Below you can read information about how Zuko works from a technical standpoint, including information about our tracking JavaScript and cookies used. If anything is not clear or you have any further questions, please get in contact with us, or look at docs.zuko.io for more information.

How Zuko works
‍Zuko works by tracking your site visitors when they:

- View your form
- Interact with your form’s fields
- Successfully complete your form

Zuko tracks these events by adding JavaScript tracking to your web page. Zuko does not track your visitor’s data that they enter into your form, but simply that they are entering data and how they are interacting with the form.

- The Zuko JavaScript is 15 kb in size (only 6 kb transferred), and hosted in a globally available CDN (AWS). Our code is compressed to reduce size further. 
- We do not rely on any third party libraries. 
- Behaviour data is transmitted in the background, so the website user experiences no slow-down (see our speed test data here). 
- Updates to our tracking JavaScript are infrequent.
- All changes to Zuko go through a rigorous testing and deployment process.
- We do not track, or store any personally identifiable information. 

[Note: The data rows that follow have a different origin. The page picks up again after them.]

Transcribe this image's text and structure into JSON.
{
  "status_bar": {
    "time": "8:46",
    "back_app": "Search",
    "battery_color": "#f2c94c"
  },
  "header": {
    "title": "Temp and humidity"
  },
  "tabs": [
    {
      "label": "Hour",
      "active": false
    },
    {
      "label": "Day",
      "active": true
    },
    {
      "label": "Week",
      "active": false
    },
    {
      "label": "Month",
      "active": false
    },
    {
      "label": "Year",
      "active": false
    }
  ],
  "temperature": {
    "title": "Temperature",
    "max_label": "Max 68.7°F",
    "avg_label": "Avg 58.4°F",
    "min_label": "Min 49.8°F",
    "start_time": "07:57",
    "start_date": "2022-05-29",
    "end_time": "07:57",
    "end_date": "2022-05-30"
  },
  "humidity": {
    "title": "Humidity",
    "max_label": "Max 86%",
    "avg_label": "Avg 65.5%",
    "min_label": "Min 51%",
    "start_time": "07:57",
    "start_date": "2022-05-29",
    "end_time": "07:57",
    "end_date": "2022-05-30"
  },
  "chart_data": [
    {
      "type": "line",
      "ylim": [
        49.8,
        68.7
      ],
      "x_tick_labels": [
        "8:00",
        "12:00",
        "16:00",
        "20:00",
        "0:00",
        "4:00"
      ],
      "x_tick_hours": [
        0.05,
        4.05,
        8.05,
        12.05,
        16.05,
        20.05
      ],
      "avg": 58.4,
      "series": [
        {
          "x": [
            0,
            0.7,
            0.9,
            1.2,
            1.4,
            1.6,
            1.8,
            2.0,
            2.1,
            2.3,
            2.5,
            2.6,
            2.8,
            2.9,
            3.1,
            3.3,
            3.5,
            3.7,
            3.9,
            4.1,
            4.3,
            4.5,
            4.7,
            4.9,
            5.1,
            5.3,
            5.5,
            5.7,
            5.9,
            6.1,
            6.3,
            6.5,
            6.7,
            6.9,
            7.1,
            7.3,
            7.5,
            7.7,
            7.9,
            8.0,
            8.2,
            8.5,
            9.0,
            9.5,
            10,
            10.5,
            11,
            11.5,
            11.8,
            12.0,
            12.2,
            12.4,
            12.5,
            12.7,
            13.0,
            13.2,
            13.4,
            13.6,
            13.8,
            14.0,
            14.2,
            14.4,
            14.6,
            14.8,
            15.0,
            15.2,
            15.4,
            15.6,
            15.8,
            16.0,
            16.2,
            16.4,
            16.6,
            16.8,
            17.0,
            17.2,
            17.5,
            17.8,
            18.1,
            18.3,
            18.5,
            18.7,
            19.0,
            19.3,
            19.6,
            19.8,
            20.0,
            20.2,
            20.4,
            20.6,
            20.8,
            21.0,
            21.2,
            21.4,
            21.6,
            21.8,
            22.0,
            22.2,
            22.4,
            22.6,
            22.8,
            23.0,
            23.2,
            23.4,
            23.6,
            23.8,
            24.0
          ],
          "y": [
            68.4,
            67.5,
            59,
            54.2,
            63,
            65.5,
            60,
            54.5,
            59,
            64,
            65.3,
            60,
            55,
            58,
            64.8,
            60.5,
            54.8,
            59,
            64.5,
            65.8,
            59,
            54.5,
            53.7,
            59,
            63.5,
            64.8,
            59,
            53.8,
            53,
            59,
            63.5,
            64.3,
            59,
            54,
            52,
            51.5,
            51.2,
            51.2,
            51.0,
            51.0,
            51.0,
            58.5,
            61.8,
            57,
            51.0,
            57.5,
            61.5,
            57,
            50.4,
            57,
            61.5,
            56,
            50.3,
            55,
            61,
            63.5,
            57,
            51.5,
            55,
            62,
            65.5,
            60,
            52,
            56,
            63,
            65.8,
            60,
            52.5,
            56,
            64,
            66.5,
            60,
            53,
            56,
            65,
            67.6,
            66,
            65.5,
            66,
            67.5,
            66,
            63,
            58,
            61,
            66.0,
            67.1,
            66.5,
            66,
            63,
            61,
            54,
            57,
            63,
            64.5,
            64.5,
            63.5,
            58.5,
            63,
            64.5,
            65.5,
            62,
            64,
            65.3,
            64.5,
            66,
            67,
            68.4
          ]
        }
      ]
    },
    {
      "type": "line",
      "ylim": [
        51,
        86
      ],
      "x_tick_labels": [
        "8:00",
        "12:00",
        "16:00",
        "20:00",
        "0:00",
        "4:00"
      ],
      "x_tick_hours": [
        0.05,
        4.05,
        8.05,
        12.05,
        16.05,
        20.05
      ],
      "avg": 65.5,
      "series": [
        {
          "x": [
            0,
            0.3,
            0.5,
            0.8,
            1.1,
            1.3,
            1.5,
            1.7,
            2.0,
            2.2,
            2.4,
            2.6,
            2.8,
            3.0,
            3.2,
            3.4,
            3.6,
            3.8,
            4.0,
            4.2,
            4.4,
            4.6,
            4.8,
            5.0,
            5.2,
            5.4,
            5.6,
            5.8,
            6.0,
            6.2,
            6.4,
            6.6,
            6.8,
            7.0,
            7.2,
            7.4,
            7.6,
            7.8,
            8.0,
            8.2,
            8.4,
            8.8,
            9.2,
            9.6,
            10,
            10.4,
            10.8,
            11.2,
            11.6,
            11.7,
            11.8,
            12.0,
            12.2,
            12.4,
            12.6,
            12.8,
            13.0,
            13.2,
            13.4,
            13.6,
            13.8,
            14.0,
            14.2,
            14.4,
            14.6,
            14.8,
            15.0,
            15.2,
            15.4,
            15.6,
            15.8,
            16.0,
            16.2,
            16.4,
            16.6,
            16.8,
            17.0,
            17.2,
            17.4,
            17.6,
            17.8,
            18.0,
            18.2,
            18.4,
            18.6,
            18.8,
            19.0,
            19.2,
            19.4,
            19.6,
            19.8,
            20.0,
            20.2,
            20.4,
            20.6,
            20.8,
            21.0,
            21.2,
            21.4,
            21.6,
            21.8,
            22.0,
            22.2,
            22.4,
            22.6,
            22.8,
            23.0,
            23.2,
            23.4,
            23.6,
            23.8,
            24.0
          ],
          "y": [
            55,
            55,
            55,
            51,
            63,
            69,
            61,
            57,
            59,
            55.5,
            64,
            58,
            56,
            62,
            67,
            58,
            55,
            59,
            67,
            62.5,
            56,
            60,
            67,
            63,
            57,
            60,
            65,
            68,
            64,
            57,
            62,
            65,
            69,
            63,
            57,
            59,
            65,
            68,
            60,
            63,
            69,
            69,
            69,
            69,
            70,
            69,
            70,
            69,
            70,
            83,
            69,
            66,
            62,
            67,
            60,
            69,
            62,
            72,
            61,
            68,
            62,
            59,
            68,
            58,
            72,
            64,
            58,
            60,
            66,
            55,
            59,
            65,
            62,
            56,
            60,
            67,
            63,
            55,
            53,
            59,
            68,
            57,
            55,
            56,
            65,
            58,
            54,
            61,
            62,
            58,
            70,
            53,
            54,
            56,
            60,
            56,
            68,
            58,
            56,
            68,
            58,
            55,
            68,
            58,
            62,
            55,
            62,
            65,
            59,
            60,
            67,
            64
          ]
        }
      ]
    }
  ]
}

From the data that we collect, we calculate the metrics that enable you to discover the issues that your visitors encounter whilst interacting with your forms. This data is made available through the Zuko app.

Events that Zuko tracks
Zuko tracks the following standard event types on your fields:
- change
- click
- input
- paste
- keydown
- focusin
- focusout

Cookies
‍Zuko uses a single cookie in order to provide it's insight:
Name: zukoVisitorId
Duration: 1 year
Description: Zuko uses a first party cookie for each of your site visitors to track completions and subsequent form fills
Notes: Zuko does not use third party cookies and Zuko does not collect personally identifiable information.

For further details on our how we use cookies please see our Cookies Statement.

Where do you host your data?
We are fully hosted on AWS in the EEA region (Republic of Ireland).

How do you protect us from malicious use of your tracking code?
Access to the tracking code is protected behind 2 factor authentication on our AWS account. Within our organisation only the people who need access to the code do their job have access to the code. All development-changes to the tracking code are tracked and attributed to an engineer. All engineers are employed with 2 recent work references and are personally interviewed by a company director.
‍
As a client you have the option to host our tracking code yourself, this could be an option to consider with regards adhering to your internal compliance.

Is your network secure?
Everything we run on AWS is within a VPC. In our VPC we use public subnets minimally only to allow firewall protected access where required - namely from our AWS load balancers and SSH access for our engineers via a bastion server.